= Napoleon Bonaparte Moore =

American politician (1832–1910)

Napoleon Bonaparte Moore (September 7, 1832 – August 2, 1910) was an American judge and politician.

Moore was born in London, Ohio, on September 7, 1832, and worked for his father's dry goods store between the ages of eight and fourteen, when he enrolled in Wesleyan University in Delaware, Ohio. Aged 18, Moore moved to a farm to improve his health, where he remained until he was 21. He then moved to Charleston, Ohio, and ran his own business until 1855. With his health again deteriorating, Moore settled in Eddyville, Iowa, and found work as a teacher. In two years, Moore also passed the bar exam, subsequently relocating to Bedford, Iowa, to practice law. In 1860, Moore relocated to Clarinda, Iowa, where he reestablished his law firm. From 1867, he lived on a farm near Clarinda.

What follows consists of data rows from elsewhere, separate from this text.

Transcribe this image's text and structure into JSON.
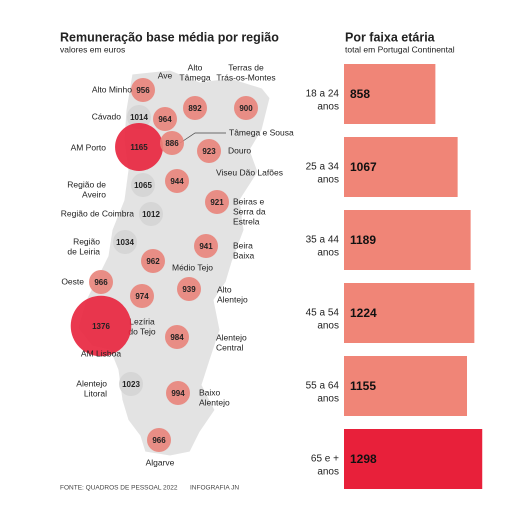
{
  "map": {
    "title": "Remuneração base média por região",
    "subtitle": "valores em euros",
    "regions": [
      {
        "name": [
          "Alto Minho"
        ],
        "value": 956,
        "color": "#e8837a"
      },
      {
        "name": [
          "Ave"
        ],
        "value": 964,
        "color": "#e8837a"
      },
      {
        "name": [
          "Alto",
          "Tâmega"
        ],
        "value": 892,
        "color": "#e8837a"
      },
      {
        "name": [
          "Terras de",
          "Trás-os-Montes"
        ],
        "value": 900,
        "color": "#e8837a"
      },
      {
        "name": [
          "Cávado"
        ],
        "value": 1014,
        "color": "#d4d4d4"
      },
      {
        "name": [
          "AM Porto"
        ],
        "value": 1165,
        "color": "#e8223c"
      },
      {
        "name": [
          "Tâmega e Sousa"
        ],
        "value": 886,
        "color": "#e8837a"
      },
      {
        "name": [
          "Douro"
        ],
        "value": 923,
        "color": "#e8837a"
      },
      {
        "name": [
          "Região de",
          "Aveiro"
        ],
        "value": 1065,
        "color": "#d4d4d4"
      },
      {
        "name": [
          "Viseu Dão Lafões"
        ],
        "value": 944,
        "color": "#e8837a"
      },
      {
        "name": [
          "Beiras e",
          "Serra da",
          "Estrela"
        ],
        "value": 921,
        "color": "#e8837a"
      },
      {
        "name": [
          "Região de Coimbra"
        ],
        "value": 1012,
        "color": "#d4d4d4"
      },
      {
        "name": [
          "Região",
          "de Leiria"
        ],
        "value": 1034,
        "color": "#d4d4d4"
      },
      {
        "name": [
          "Beira",
          "Baixa"
        ],
        "value": 941,
        "color": "#e8837a"
      },
      {
        "name": [
          "Médio Tejo"
        ],
        "value": 962,
        "color": "#e8837a"
      },
      {
        "name": [
          "Oeste"
        ],
        "value": 966,
        "color": "#e8837a"
      },
      {
        "name": [
          "Alto",
          "Alentejo"
        ],
        "value": 939,
        "color": "#e8837a"
      },
      {
        "name": [
          "Lezíria",
          "do Tejo"
        ],
        "value": 974,
        "color": "#e8837a"
      },
      {
        "name": [
          "AM Lisboa"
        ],
        "value": 1376,
        "color": "#e8223c"
      },
      {
        "name": [
          "Alentejo",
          "Central"
        ],
        "value": 984,
        "color": "#e8837a"
      },
      {
        "name": [
          "Alentejo",
          "Litoral"
        ],
        "value": 1023,
        "color": "#d4d4d4"
      },
      {
        "name": [
          "Baixo",
          "Alentejo"
        ],
        "value": 994,
        "color": "#e8837a"
      },
      {
        "name": [
          "Algarve"
        ],
        "value": 966,
        "color": "#e8837a"
      }
    ]
  },
  "chart_data": {
    "type": "bar",
    "title": "Por faixa etária",
    "subtitle": "total em Portugal Continental",
    "categories": [
      [
        "18 a 24",
        "anos"
      ],
      [
        "25 a 34",
        "anos"
      ],
      [
        "35 a 44",
        "anos"
      ],
      [
        "45 a 54",
        "anos"
      ],
      [
        "55 a 64",
        "anos"
      ],
      [
        "65 e +",
        "anos"
      ]
    ],
    "values": [
      858,
      1067,
      1189,
      1224,
      1155,
      1298
    ],
    "colors": [
      "#f08577",
      "#f08577",
      "#f08577",
      "#f08577",
      "#f08577",
      "#e8203a"
    ]
  },
  "footer": {
    "source": "FONTE: QUADROS DE PESSOAL 2022",
    "credit": "INFOGRAFIA JN"
  }
}
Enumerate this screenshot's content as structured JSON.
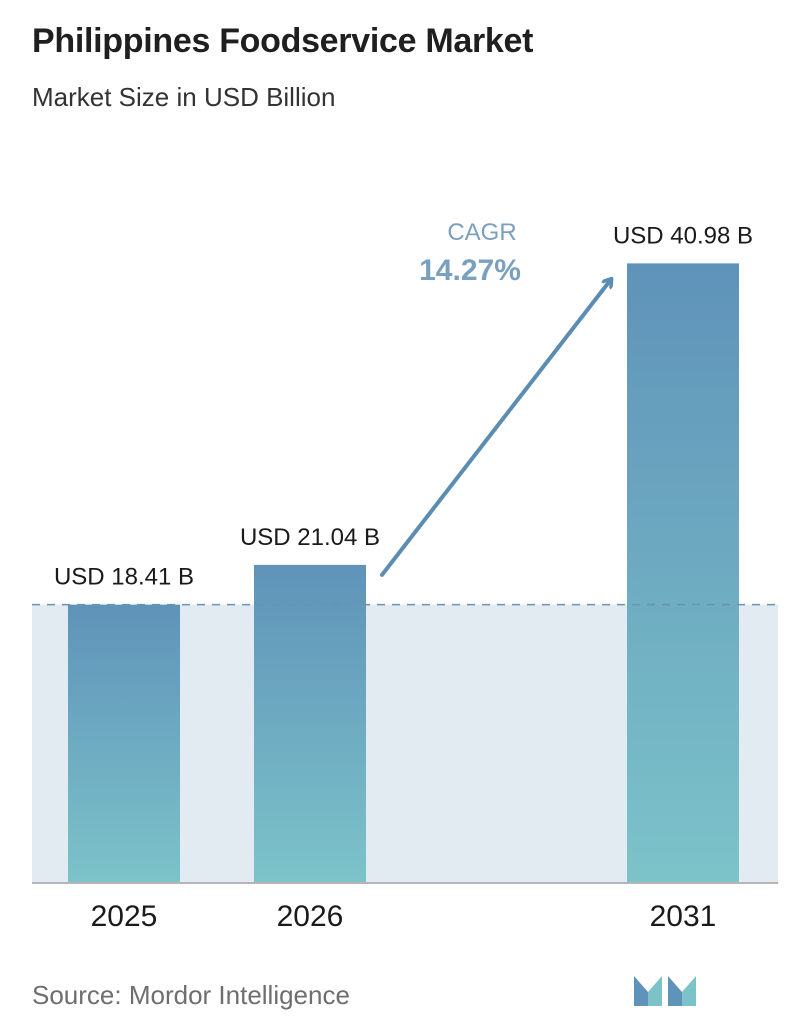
{
  "header": {
    "title": "Philippines Foodservice Market",
    "subtitle": "Market Size in USD Billion"
  },
  "chart_data": {
    "type": "bar",
    "categories": [
      "2025",
      "2026",
      "2031"
    ],
    "values": [
      18.41,
      21.04,
      40.98
    ],
    "data_labels": [
      "USD 18.41 B",
      "USD 21.04 B",
      "USD 40.98 B"
    ],
    "title": "Philippines Foodservice Market",
    "subtitle": "Market Size in USD Billion",
    "xlabel": "",
    "ylabel": "",
    "ylim": [
      0,
      45
    ],
    "grid": false,
    "annotation": {
      "label": "CAGR",
      "value": "14.27%"
    }
  },
  "colors": {
    "bar_top": "#5f93b9",
    "bar_bottom": "#7cc3c9",
    "band": "#e2eaf2",
    "arrow": "#5b8db3",
    "cagr_label": "#7aa0bf",
    "dashed_line": "#6a93b3",
    "axis": "#b5b5b5"
  },
  "footer": {
    "source": "Source:  Mordor Intelligence"
  }
}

Between 1861 and 1865, Moore served as a Page County judge. After stepping down from the judgeship, Moore began the first bank in southwestern Iowa, and was elected to the Iowa Senate in 1867. More held the District 8 seat from January 13, 1868, to January 7, 1872, as a Republican. Moore remained active in the financial sector as well, founding the First National Bank of Clarinda in 1871, the Shenandoah-based Moore and Webster in 1872, and Crum, Moore and Van Fleet in Bedford in 1873, which later became the Bedford Bank. From 1881 to 1885, Moore was mayor of Clarinda.

Moore was a Methodist, and attended a general conference held in Baltimore, Maryland, in May 1876. He was affiliated with York Rite Freemasonry, attained the 32nd degree in 1859, and was prelate of the local commandery. Following retirement in 1888, Moore lived in Fort Worth, Texas, where he died on August 2, 1910.